The DS, as it's called, is a lesser known, weight loss surgery that is not as widely performed in the United States.  In fact, at the time I had my surgery, only 50 surgeons *worldwide* performed the procedure. There are now 75 surgeons who perform it, still makiing it far from commonplace, as the RNY gastric bypass has become. 

I was blessed to have a bariatric program with a DS surgeon two hours away in my home state.The cure rate for morbid obesity with the DS is 95%.  It is as close to a permanent cure for morbid obesity as we have right now.  Because of the relatively small number of weight loss surgeons who perform this procedure, much of the medical community does not understand that there is a different protocol for DS patients, and many are not even aware of the surgery.  Therefore, those of us who have it become ambassadors/advocates by default, educating our own healthcare providers with regard to our medical needs.

While we're on this topic, let me address something that has become a common sentiment regarding weight loss surgery.

Many believe that weight loss surgery is "the easy way out" of a life of morbid obesity.  Let me assure you, it is not.  There is a great deal of work, much of it learning about nutrition, vitamins and minerals, and how to sustain your body after surgery.  Protein and vitamin supplementation are non-negotiable. I personally take 13 different suppements and drink 3 protein shakes daily, in addition to my meals. Daily exercise must become part of your lifestyle *permanently*. Because of the malabsorptive nature of this surgery, calorie intake is substantially higher than it was when I was obese.

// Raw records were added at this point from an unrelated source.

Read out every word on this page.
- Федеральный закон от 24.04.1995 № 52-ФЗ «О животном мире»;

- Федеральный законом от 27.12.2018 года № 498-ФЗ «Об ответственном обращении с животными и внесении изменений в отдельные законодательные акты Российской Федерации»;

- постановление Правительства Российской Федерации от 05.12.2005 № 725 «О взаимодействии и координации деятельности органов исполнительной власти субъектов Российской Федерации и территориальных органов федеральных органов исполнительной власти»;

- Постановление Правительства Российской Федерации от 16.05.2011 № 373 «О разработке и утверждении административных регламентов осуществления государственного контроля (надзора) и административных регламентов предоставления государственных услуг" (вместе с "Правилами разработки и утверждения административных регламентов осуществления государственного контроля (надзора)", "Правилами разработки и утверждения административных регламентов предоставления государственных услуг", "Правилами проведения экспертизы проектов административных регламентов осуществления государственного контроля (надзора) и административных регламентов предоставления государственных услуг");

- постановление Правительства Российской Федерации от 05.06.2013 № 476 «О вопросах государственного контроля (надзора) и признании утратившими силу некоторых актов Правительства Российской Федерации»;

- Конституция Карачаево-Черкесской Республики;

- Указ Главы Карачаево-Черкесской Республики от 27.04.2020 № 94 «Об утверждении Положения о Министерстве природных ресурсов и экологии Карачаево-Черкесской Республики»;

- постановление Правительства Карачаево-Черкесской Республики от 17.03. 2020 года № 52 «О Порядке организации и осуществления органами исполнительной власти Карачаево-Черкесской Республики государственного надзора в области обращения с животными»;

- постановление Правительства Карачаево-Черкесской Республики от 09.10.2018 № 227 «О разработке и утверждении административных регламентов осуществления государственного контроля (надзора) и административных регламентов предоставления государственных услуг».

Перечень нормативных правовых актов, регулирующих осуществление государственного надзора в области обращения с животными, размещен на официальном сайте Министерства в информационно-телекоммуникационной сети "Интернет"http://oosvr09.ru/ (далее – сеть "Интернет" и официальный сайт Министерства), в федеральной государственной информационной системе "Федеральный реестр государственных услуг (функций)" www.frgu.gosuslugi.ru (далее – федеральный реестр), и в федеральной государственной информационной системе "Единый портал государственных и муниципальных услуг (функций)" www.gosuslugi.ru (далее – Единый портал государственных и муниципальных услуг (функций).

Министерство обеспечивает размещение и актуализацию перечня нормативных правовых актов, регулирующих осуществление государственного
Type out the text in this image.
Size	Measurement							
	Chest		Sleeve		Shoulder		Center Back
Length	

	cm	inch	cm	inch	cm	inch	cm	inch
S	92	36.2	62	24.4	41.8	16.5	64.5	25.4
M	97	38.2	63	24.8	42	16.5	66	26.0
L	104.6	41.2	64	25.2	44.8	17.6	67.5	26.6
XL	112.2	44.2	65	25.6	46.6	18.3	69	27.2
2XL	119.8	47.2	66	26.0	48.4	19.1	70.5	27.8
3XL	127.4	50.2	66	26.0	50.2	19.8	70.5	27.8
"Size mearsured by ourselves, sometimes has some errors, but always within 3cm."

That said, this surgery is enabling me to get back to the business of life.  In fact, I am so inspired by the surgery's success, that I have returned to college, to become a Registered Dietitian, specializing in post-op bariatric nutrition. My career change was also inspired by the  lack of knowledge of many on my own personal health care team. 

So, to be accurate, Jesse Jr. and Santita had the Duodenal Switch, *not* the RNY gastric bypass.